Brad Anderson, former CEO of Best Buy, said the poll makes the case that tax cuts can improve stagnant worker wages.
“It was great to see from JCN’s poll that nearly one-quarter of small-business owners would use their tax savings to raise wages for their employees,” Anderson said. “This demonstrates that a tax cut wouldn’t just help businesses and the economy, but it would also address stagnating wages that are preventing Americans from keeping up with increasing healthcare, housing and other costs.”
Ortiz said his group was partnering with FreedomWorks to launch this summer an “axes 2 taxes” nationwide whistle-stop tour starting July 29 that includes meetings with lawmakers on summer recess as well as grassroots events in key swing states like Ohio, Florida, Michigan, Pennsylvania and North Carolina.
In his private meetings with Congress and the White House last week, Gingrich urged leaders to take a simpler approach as opposed to a complicated complete overhaul of the tax code.
He suggested a limited reform that reduced middle class taxes, reduced the corporate rate from 35 percent to 15 percent, offered a repatriation tax break for offshore corporate incomes brought back to the United States and reduced tax burdens for so-called pass throughs, like limited liability corporations and partnerships commonly used by small businesses.
“I think we need to focus on the art of the possible, and my view is that they should not do anything to risk not getting this done by Thanksgiving. Period,” he said.
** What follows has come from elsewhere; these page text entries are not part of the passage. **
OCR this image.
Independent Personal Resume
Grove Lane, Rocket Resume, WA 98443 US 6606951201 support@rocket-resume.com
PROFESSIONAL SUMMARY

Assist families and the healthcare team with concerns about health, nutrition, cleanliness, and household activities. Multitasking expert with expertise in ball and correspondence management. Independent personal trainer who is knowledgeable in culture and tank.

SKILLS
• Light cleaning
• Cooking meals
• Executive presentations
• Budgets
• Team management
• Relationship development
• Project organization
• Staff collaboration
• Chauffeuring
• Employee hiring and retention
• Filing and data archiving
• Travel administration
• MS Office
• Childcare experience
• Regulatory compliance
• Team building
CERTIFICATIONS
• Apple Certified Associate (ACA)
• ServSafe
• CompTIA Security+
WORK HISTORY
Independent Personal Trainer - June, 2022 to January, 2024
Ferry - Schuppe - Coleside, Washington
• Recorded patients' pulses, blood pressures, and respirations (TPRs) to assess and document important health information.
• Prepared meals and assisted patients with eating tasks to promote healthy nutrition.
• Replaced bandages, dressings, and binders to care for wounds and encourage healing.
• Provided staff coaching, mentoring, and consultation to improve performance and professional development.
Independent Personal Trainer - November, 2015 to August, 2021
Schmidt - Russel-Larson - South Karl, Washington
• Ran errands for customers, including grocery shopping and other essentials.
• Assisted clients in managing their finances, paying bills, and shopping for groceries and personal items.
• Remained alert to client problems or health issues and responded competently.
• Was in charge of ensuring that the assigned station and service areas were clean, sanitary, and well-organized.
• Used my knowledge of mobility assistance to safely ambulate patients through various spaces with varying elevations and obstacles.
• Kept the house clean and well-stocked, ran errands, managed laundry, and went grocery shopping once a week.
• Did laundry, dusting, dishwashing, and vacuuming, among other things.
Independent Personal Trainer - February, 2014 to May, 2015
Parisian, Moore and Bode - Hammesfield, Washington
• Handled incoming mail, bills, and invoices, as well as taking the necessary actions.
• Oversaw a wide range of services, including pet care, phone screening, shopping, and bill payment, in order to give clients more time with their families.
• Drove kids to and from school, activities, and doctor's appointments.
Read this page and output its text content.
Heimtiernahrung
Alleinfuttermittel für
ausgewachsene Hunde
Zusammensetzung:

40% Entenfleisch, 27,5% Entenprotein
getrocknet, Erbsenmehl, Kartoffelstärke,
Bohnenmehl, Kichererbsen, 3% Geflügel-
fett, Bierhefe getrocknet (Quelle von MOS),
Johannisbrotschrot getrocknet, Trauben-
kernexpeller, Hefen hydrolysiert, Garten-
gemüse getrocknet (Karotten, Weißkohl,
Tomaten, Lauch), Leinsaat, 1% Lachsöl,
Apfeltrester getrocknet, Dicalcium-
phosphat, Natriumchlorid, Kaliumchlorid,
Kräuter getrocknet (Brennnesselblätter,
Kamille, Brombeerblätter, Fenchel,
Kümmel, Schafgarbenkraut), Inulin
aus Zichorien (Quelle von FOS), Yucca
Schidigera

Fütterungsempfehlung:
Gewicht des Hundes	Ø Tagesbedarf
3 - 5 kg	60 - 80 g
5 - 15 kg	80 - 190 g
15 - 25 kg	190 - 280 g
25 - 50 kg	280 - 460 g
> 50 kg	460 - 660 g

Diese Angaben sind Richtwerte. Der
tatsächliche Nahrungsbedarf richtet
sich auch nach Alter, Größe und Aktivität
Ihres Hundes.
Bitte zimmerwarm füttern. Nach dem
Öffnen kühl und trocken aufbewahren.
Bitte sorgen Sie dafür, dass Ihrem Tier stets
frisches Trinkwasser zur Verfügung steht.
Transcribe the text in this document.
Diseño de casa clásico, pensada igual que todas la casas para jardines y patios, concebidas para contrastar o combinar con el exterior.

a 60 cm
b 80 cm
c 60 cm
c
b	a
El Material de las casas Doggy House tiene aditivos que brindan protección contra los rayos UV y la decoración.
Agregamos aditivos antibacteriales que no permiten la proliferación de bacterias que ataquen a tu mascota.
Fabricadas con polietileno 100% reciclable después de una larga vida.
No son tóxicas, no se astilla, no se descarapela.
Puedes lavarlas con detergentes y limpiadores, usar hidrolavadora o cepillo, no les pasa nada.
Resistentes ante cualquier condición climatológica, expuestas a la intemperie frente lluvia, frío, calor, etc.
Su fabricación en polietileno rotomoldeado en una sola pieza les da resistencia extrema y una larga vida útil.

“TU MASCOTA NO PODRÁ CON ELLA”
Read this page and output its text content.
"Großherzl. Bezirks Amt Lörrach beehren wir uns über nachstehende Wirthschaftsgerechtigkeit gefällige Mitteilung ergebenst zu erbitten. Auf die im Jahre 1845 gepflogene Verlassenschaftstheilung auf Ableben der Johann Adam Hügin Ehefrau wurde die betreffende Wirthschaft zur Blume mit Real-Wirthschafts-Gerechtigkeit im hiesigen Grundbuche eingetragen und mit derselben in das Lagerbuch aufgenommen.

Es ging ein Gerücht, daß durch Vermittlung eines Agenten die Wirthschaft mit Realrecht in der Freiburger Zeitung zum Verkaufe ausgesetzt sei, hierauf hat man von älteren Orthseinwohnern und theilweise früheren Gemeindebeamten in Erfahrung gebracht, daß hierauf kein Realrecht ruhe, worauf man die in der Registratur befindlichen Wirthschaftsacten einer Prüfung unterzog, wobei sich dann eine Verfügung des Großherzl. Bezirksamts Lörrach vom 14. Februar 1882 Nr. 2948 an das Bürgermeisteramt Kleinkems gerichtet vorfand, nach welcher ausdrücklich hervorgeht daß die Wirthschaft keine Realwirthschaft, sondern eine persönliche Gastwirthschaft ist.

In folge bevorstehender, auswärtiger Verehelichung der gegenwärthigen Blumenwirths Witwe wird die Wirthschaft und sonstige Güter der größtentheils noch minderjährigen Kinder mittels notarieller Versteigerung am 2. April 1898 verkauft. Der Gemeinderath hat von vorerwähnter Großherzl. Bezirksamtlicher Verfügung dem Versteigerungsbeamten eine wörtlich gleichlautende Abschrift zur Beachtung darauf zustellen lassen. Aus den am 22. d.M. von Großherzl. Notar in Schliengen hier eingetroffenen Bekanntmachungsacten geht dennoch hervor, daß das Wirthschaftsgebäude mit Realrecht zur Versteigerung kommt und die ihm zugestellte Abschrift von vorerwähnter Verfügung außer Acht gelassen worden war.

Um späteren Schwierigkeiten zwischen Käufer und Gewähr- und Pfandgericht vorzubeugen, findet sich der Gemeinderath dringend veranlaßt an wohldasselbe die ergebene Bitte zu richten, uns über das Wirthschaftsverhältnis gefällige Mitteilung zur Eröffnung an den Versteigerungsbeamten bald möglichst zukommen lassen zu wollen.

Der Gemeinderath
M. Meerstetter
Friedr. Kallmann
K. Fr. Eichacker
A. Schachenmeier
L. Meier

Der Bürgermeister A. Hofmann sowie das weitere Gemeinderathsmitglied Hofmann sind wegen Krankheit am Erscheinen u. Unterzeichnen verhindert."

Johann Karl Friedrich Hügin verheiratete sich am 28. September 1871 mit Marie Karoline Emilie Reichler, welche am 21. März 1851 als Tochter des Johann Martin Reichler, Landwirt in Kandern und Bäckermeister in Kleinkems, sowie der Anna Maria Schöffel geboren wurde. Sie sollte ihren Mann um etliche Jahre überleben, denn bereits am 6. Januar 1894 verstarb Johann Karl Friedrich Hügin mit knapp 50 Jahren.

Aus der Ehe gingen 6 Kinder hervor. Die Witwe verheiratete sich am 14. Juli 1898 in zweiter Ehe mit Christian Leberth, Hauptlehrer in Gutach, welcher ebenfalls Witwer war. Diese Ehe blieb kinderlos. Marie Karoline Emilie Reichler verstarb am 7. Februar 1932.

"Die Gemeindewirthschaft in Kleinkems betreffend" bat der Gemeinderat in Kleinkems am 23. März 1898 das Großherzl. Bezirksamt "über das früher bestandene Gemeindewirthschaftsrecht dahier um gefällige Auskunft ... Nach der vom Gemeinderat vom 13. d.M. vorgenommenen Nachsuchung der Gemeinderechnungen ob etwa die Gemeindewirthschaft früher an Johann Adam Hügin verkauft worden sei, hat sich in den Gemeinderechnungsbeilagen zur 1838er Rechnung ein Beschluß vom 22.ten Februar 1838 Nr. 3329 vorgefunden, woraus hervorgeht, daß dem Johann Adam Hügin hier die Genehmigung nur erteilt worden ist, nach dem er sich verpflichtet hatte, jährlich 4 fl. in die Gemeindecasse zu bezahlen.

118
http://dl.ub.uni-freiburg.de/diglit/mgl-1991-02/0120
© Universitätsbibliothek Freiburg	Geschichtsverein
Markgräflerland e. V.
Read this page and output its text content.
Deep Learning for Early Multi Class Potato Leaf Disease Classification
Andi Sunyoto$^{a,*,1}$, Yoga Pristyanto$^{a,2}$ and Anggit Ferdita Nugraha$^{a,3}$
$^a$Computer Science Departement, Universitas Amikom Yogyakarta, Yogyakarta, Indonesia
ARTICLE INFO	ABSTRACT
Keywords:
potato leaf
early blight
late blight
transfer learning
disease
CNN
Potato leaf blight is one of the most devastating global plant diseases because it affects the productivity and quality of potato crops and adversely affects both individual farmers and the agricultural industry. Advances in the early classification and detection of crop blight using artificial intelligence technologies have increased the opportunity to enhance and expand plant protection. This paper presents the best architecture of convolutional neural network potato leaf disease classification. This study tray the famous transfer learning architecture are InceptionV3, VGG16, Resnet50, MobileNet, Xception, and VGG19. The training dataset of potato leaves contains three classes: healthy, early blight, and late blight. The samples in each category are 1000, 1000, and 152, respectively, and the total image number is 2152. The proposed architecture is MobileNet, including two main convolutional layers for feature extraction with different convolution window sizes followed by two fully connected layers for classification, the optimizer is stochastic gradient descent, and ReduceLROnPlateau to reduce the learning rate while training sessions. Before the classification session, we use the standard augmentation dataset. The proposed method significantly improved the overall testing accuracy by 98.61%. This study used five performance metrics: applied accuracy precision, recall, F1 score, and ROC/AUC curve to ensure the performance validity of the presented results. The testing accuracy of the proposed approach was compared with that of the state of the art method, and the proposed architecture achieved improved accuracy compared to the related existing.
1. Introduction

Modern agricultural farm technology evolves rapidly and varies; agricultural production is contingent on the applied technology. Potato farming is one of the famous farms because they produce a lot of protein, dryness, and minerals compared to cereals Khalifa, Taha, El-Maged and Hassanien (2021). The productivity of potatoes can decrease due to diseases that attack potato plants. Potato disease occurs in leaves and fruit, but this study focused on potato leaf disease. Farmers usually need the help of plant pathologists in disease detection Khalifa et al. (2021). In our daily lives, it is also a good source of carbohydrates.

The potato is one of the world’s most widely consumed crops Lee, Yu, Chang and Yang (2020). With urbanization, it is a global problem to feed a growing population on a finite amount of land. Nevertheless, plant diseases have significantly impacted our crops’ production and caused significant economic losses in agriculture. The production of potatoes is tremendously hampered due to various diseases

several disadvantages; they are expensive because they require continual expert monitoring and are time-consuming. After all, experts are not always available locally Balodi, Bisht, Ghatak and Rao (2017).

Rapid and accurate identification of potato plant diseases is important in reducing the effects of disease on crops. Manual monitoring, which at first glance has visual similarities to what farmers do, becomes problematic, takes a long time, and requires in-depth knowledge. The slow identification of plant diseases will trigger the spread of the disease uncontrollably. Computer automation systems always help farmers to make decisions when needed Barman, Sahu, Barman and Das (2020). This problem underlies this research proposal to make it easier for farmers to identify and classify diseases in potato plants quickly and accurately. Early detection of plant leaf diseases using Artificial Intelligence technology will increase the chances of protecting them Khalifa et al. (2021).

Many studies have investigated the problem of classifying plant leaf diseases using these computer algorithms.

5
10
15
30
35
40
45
Gingrich’s approach mirrors that offered by another trusted Trump adviser, former campaign manager Corey Lewandowski, who wrote an op-ed in The Hill last week offering a similar three-point tax relief plan that included the tax repatriation tax break.
The repatriation holiday idea for foreign income has supporters and detractors in both parties. The United States last did one in 2004 when it lowered the tax rate for repatriated foreign incomes from 35 percent to a little over 5 percent and saw $362 billion return to the United States, generating $16.4 billion in tax revenues.
Supporters declared it a victory, while detractors lamented that lots of the repatriated revenues went right back to shareholder dividends.